Even as one oil and gas company, Antero, railed against community activists with the audacity to push for responsible drilling practices in and around communities, rivers and streams, two other companies self-reported possible water well contaminations related to drilling.
The Grand Junction Daily Sentinel over the weekend reported both EnCana and the Bill Barrett Corp. informed the Colorado Oil and Gas Conservation Commission (COGCC) that methane possibly related to drilling was found in domestic wells near West Divide Creek south of Silt.

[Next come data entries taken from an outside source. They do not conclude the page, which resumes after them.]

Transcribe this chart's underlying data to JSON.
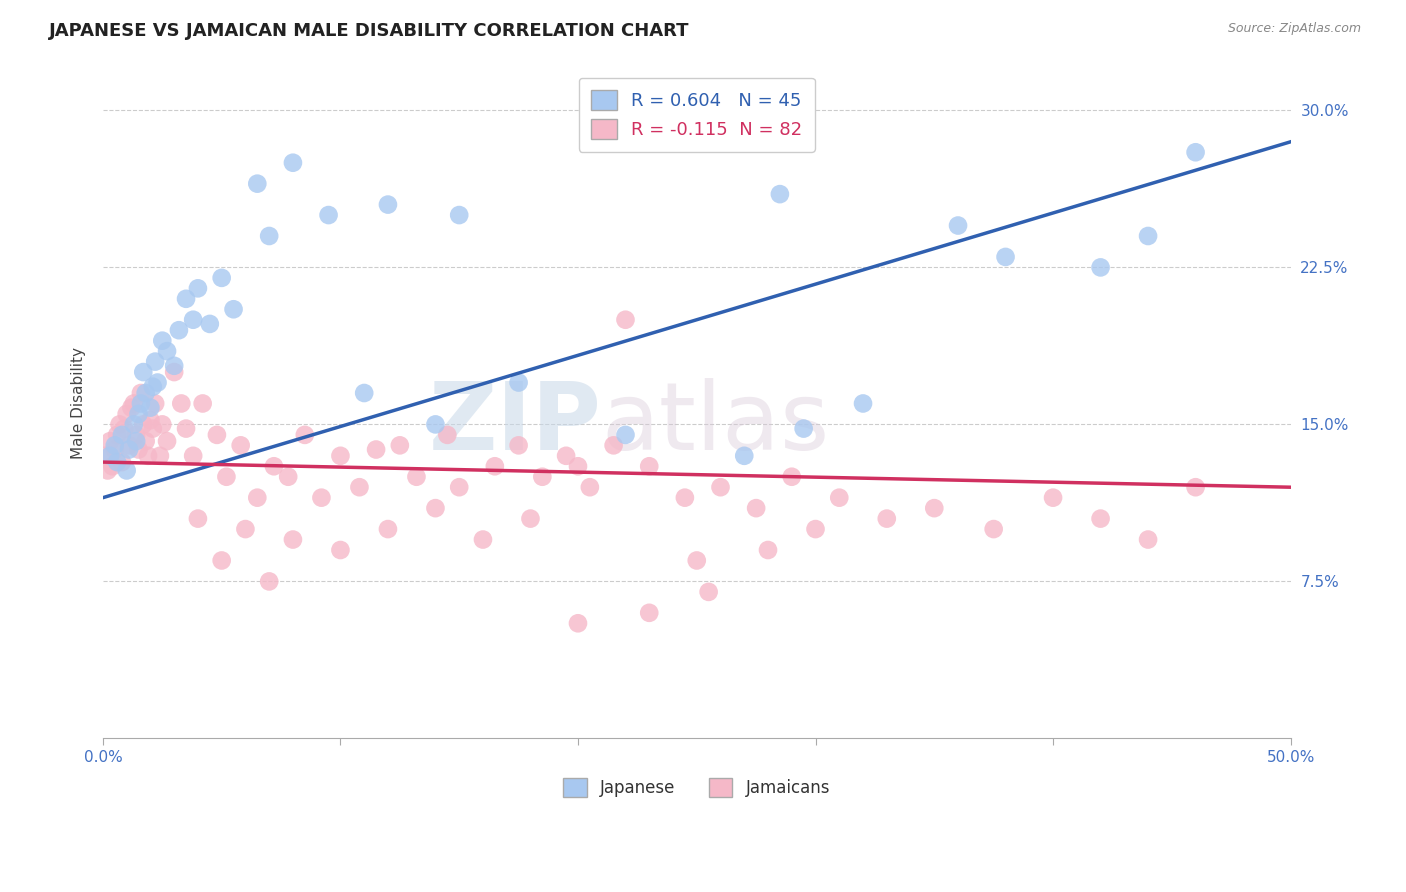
{
  "title": "JAPANESE VS JAMAICAN MALE DISABILITY CORRELATION CHART",
  "source": "Source: ZipAtlas.com",
  "ylabel": "Male Disability",
  "xlim": [
    0.0,
    50.0
  ],
  "ylim": [
    0.0,
    32.0
  ],
  "ytick_vals": [
    7.5,
    15.0,
    22.5,
    30.0
  ],
  "xtick_vals": [
    0.0,
    10.0,
    20.0,
    30.0,
    40.0,
    50.0
  ],
  "xtick_labels": [
    "0.0%",
    "",
    "",
    "",
    "",
    "50.0%"
  ],
  "grid_color": "#cccccc",
  "bg_color": "#ffffff",
  "blue_color": "#a8c8f0",
  "pink_color": "#f5b8c8",
  "blue_line_color": "#3060b0",
  "pink_line_color": "#d03060",
  "R_blue": 0.604,
  "N_blue": 45,
  "R_pink": -0.115,
  "N_pink": 82,
  "watermark": "ZIPatlas",
  "blue_line_start_y": 11.5,
  "blue_line_end_y": 28.5,
  "pink_line_start_y": 13.2,
  "pink_line_end_y": 12.0,
  "blue_scatter_x": [
    0.3,
    0.5,
    0.6,
    0.8,
    1.0,
    1.1,
    1.3,
    1.4,
    1.5,
    1.6,
    1.7,
    1.8,
    2.0,
    2.1,
    2.2,
    2.3,
    2.5,
    2.7,
    3.0,
    3.2,
    3.5,
    3.8,
    4.0,
    4.5,
    5.0,
    5.5,
    6.5,
    7.0,
    8.0,
    9.5,
    11.0,
    12.0,
    14.0,
    15.0,
    17.5,
    22.0,
    27.0,
    28.5,
    29.5,
    32.0,
    36.0,
    38.0,
    42.0,
    44.0,
    46.0
  ],
  "blue_scatter_y": [
    13.5,
    14.0,
    13.2,
    14.5,
    12.8,
    13.8,
    15.0,
    14.2,
    15.5,
    16.0,
    17.5,
    16.5,
    15.8,
    16.8,
    18.0,
    17.0,
    19.0,
    18.5,
    17.8,
    19.5,
    21.0,
    20.0,
    21.5,
    19.8,
    22.0,
    20.5,
    26.5,
    24.0,
    27.5,
    25.0,
    16.5,
    25.5,
    15.0,
    25.0,
    17.0,
    14.5,
    13.5,
    26.0,
    14.8,
    16.0,
    24.5,
    23.0,
    22.5,
    24.0,
    28.0
  ],
  "pink_scatter_x": [
    0.1,
    0.2,
    0.3,
    0.4,
    0.5,
    0.6,
    0.7,
    0.8,
    0.9,
    1.0,
    1.1,
    1.2,
    1.3,
    1.4,
    1.5,
    1.6,
    1.7,
    1.8,
    1.9,
    2.0,
    2.1,
    2.2,
    2.4,
    2.5,
    2.7,
    3.0,
    3.3,
    3.5,
    3.8,
    4.2,
    4.8,
    5.2,
    5.8,
    6.5,
    7.2,
    7.8,
    8.5,
    9.2,
    10.0,
    10.8,
    11.5,
    12.5,
    13.2,
    14.5,
    15.0,
    16.5,
    17.5,
    18.5,
    19.5,
    20.5,
    21.5,
    23.0,
    24.5,
    26.0,
    27.5,
    29.0,
    31.0,
    33.0,
    35.0,
    37.5,
    40.0,
    42.0,
    44.0,
    46.0,
    4.0,
    6.0,
    8.0,
    10.0,
    12.0,
    14.0,
    16.0,
    18.0,
    20.0,
    22.0,
    25.0,
    28.0,
    30.0,
    5.0,
    7.0,
    20.0,
    23.0,
    25.5
  ],
  "pink_scatter_y": [
    13.5,
    12.8,
    14.2,
    13.0,
    13.8,
    14.5,
    15.0,
    13.2,
    14.8,
    15.5,
    14.0,
    15.8,
    16.0,
    14.5,
    13.8,
    16.5,
    15.0,
    14.2,
    13.5,
    15.2,
    14.8,
    16.0,
    13.5,
    15.0,
    14.2,
    17.5,
    16.0,
    14.8,
    13.5,
    16.0,
    14.5,
    12.5,
    14.0,
    11.5,
    13.0,
    12.5,
    14.5,
    11.5,
    13.5,
    12.0,
    13.8,
    14.0,
    12.5,
    14.5,
    12.0,
    13.0,
    14.0,
    12.5,
    13.5,
    12.0,
    14.0,
    13.0,
    11.5,
    12.0,
    11.0,
    12.5,
    11.5,
    10.5,
    11.0,
    10.0,
    11.5,
    10.5,
    9.5,
    12.0,
    10.5,
    10.0,
    9.5,
    9.0,
    10.0,
    11.0,
    9.5,
    10.5,
    13.0,
    20.0,
    8.5,
    9.0,
    10.0,
    8.5,
    7.5,
    5.5,
    6.0,
    7.0
  ]
}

That creek was the site of a 2004 seep that resulted in a COGCC fine of more than $370,000 levied against EnCana, and it continues to be a source of controversy in gas-rich Garfield County, where residential development butts up against ongoing drilling activity.

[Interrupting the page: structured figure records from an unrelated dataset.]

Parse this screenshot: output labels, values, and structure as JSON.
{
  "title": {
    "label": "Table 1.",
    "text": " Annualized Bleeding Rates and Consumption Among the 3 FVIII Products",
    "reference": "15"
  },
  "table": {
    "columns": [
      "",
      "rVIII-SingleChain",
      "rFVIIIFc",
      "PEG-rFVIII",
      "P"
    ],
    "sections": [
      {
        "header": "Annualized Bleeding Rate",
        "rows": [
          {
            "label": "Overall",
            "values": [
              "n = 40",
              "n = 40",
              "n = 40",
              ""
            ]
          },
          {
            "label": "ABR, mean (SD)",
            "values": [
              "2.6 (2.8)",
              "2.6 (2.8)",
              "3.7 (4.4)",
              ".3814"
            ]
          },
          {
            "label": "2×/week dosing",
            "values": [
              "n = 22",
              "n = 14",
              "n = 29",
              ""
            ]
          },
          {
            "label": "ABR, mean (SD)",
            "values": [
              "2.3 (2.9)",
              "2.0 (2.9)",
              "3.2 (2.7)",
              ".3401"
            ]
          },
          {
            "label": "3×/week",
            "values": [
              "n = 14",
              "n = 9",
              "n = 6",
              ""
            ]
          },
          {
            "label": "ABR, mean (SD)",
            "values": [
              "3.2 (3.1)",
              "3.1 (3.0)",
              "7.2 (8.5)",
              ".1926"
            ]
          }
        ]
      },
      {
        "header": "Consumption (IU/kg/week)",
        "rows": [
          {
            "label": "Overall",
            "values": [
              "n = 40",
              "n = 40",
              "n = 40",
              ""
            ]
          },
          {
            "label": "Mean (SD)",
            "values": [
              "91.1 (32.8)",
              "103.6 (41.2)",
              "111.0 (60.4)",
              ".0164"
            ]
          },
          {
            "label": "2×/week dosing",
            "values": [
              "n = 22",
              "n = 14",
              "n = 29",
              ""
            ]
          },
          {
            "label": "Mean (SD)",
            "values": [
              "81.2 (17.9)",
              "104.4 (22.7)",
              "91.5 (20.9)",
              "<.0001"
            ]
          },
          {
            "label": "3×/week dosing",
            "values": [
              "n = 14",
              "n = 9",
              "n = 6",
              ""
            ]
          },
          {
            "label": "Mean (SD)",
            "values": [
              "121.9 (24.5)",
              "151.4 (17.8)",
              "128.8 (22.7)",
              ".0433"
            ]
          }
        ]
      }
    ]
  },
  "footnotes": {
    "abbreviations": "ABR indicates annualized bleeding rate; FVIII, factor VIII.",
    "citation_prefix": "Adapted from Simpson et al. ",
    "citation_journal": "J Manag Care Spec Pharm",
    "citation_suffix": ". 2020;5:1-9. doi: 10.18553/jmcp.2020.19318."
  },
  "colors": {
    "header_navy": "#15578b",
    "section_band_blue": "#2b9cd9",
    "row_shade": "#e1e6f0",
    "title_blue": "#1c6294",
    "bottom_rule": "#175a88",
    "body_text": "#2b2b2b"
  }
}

Denver-based Antero Resources, for instance, is seeking to drill up to 200 new wells in the Battlement Mesa community of 5,000, where grassroots activist groups like the Grand Valley Citizens Alliance and Battlement Concerned Citizens are fighting for best practices in such close proximity to area homes.
That level of activism prompted a letter from Antero president and CEO Paul Rady, who wrote mineral rights owners urging them to lobby the Garfield County commissioners ahead of their special-use permit review of the Battlement Mesa proposal.
The letter, according to the Sentinel, led to a press release from the Grand Valley Citizens Alliance questioning Rady’s tactics.